By allowing ads to appear on this site, you support the local businesses who, in turn, support great journalism.
Geocaching: A modern-day treasure hunt
A Web site and a GPS become your digital map to find a hidden geocache
Elachee Nature Science Center volunteer Erik van Dyck sifts through a geocache container that he found on the West Lake Trail at the Elachee Aquatic Center. Once the cache is found, geocachers are to take something from the cache, leave something in the cache and write about it in the logbook. - photo by SARA GUEVARA
On a recent Thursday morning at Elachee Nature Science Center, Erik van Dyck was searching for something that was off the beaten path.

Specifically, van Dyck was looking for a geocache, a hidden container found through an activity known as geocaching.

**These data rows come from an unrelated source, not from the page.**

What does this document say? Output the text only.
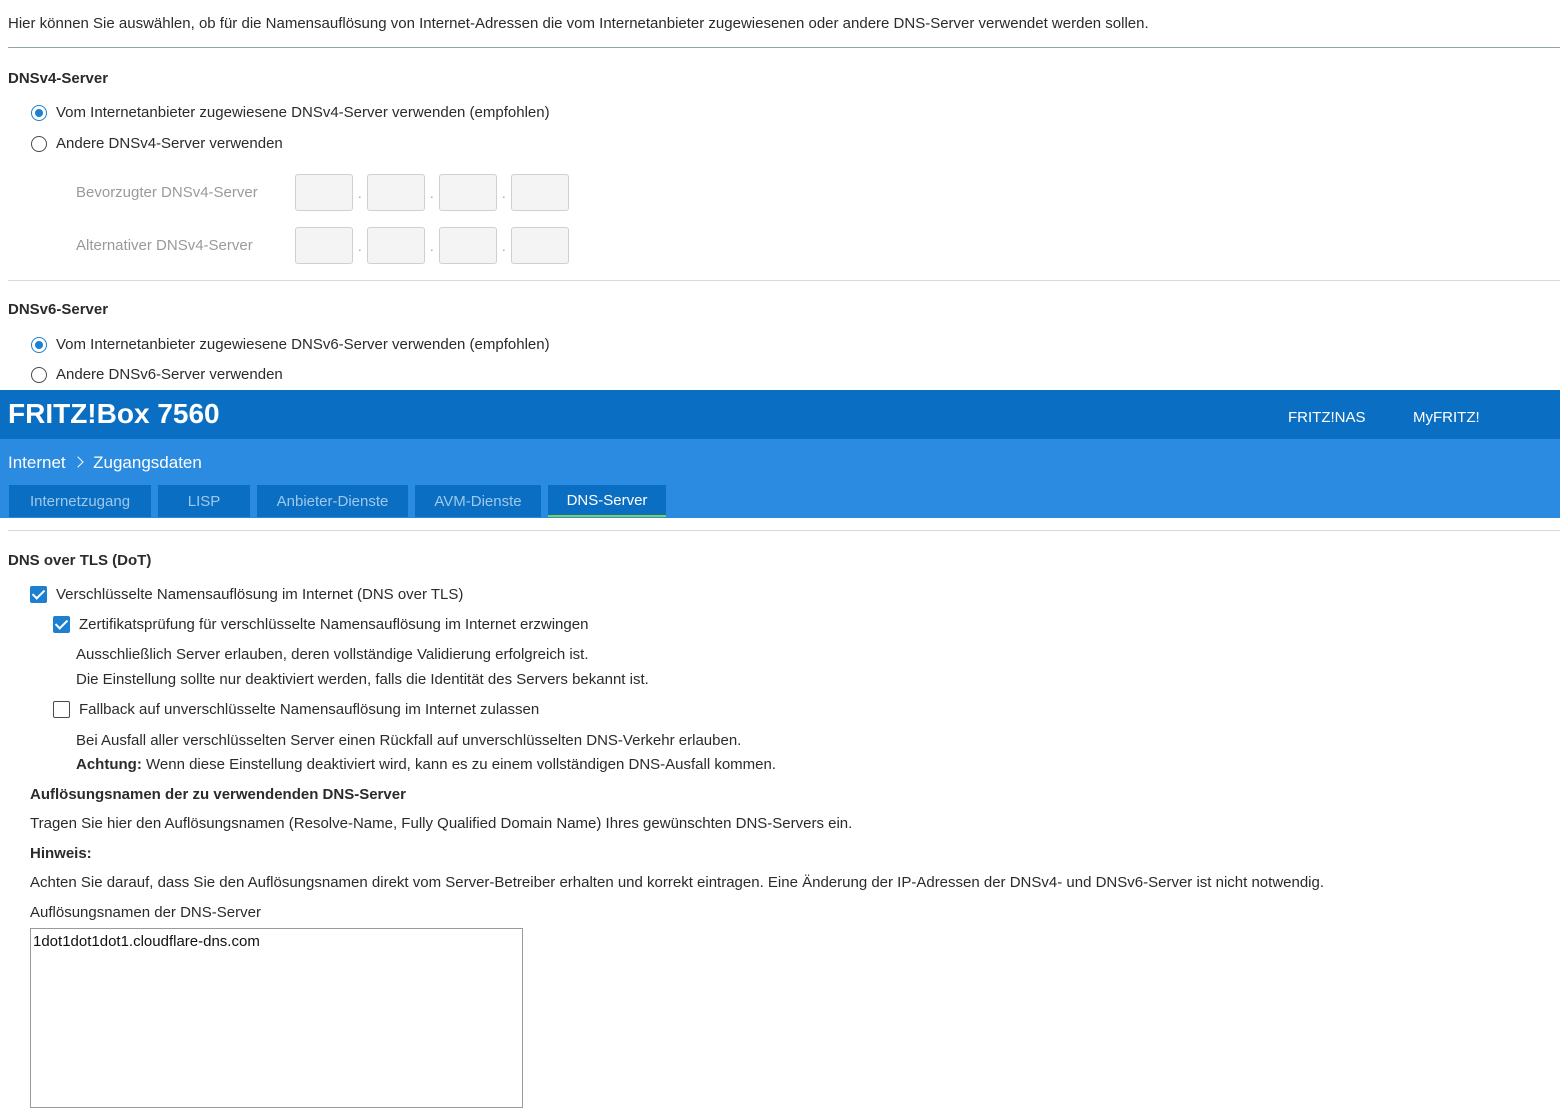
Hier können Sie auswählen, ob für die Namensauflösung von Internet-Adressen die vom Internetanbieter zugewiesenen oder andere DNS-Server verwendet werden sollen.
DNSv4-Server
Vom Internetanbieter zugewiesene DNSv4-Server verwenden (empfohlen)
Andere DNSv4-Server verwenden
Bevorzugter DNSv4-Server	.	.	.
Alternativer DNSv4-Server	.	.	.
DNSv6-Server
Vom Internetanbieter zugewiesene DNSv6-Server verwenden (empfohlen)
Andere DNSv6-Server verwenden
FRITZ!Box 7560	FRITZ!NAS	MyFRITZ!
Internet Zugangsdaten
Internetzugang	LISP	Anbieter-Dienste	AVM-Dienste	DNS-Server
DNS over TLS (DoT)
Verschlüsselte Namensauflösung im Internet (DNS over TLS)
Zertifikatsprüfung für verschlüsselte Namensauflösung im Internet erzwingen
Ausschließlich Server erlauben, deren vollständige Validierung erfolgreich ist.
Die Einstellung sollte nur deaktiviert werden, falls die Identität des Servers bekannt ist.
Fallback auf unverschlüsselte Namensauflösung im Internet zulassen
Bei Ausfall aller verschlüsselten Server einen Rückfall auf unverschlüsselten DNS-Verkehr erlauben.
Achtung: Wenn diese Einstellung deaktiviert wird, kann es zu einem vollständigen DNS-Ausfall kommen.
Auflösungsnamen der zu verwendenden DNS-Server
Tragen Sie hier den Auflösungsnamen (Resolve-Name, Fully Qualified Domain Name) Ihres gewünschten DNS-Servers ein.
Hinweis:
Achten Sie darauf, dass Sie den Auflösungsnamen direkt vom Server-Betreiber erhalten und korrekt eintragen. Eine Änderung der IP-Adressen der DNSv4- und DNSv6-Server ist nicht notwendig.
Auflösungsnamen der DNS-Server
1dot1dot1dot1.cloudflare-dns.com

What started as an idea for a challenging, high-tech treasure hunt involving an Internet forum and a GPS, or global positioning system, has evolved into the worldwide sport of geocaching.

"The military has had GPS technology forever, but until May of 2000, they scrambled the signals so for civilian use it wasn’t nearly as accurate. Then in May of 2000 they decided to make GPS available to civilians, so that’s when geocaching started," said van Dyck, an avid geocacher.

Van Dyck said he got involved with geocaching when someone suggested he try it out.

During a Boy Scout camping session, van Dyck said he tried to geocache the old-fashioned way.

"I spent two hours stumbling through the woods looking at coordinates based on a map," he said.

He didn’t find the geocache, but the challenge remained. So the following weekend, van Dyck bought a GPS, went back to the camping site and found the geocache.

Since then, van Dyck has been hooked. He volunteers at Elachee, occasionally leading geocaching expeditions. Van Dyck also is involved with the Georgia Geocaching Association, which meets once a month and often hosts geocaching challenges. Later this fall, van Dyck said Elachee would host a geocaching competition in which some 70 geocaching enthusiasts would race to uncover geocaches planted specifically for the event.

With more than 5,000 geocaches hidden in Georgia, geocaching is an activity that can be enjoyed by all ages. The basic tools needed to geocache are a handheld GPS, access to geocaching site, a mode of transportation and a bit of time.

To start, you enter a ZIP code into the Web site to find geocaches hidden in the area.

When you plug in the corresponding coordinates, your GPS gives you the longitude and latitude of the geocache, and from there the geocacher follows the GPS directions.

This is easier said than done. Those who hide geocaches have a few tricks up their sleeves, prompting the development of difficulty ratings to appear on the geocaching Web site.

After searching the geocache hot spot for a bit, van Dyck refers to the information sheet he printed about the geocache. A cryptic hint points him toward a fallen tree. Some geocaches, like this one, come with a puzzle to solve, and some are multistage affairs. Oftentimes the most difficult geocaches to find are the most inaccessible ones, van Dyck said, such as geocaches hidden in Lake Lanier that are only reachable by boat.

It doesn’t take much longer before van Dyck spots the geocache — a metal box disguised by branches.

Geocachers usually bring a trinket to place in the geocache box, take a trinket from the box and sign their name in a little notepad enclosed in the geocache to log their find. They also log the find on the Web site, which helps hiders and finders track the geocache.

Van Dyck notes the contents of the geocache — which is almost filled to the brim with the trinkets of past finders — before he puts it securely back in its hiding spot for future geocachers to discover.

Van Dyck finds reasons for geocaching’s allure simple.

"It takes people on really neat hikes; it’s great exercise, and it’s good to have a destination," van Dyck said. "You feel like you’ve accomplished something when you find it."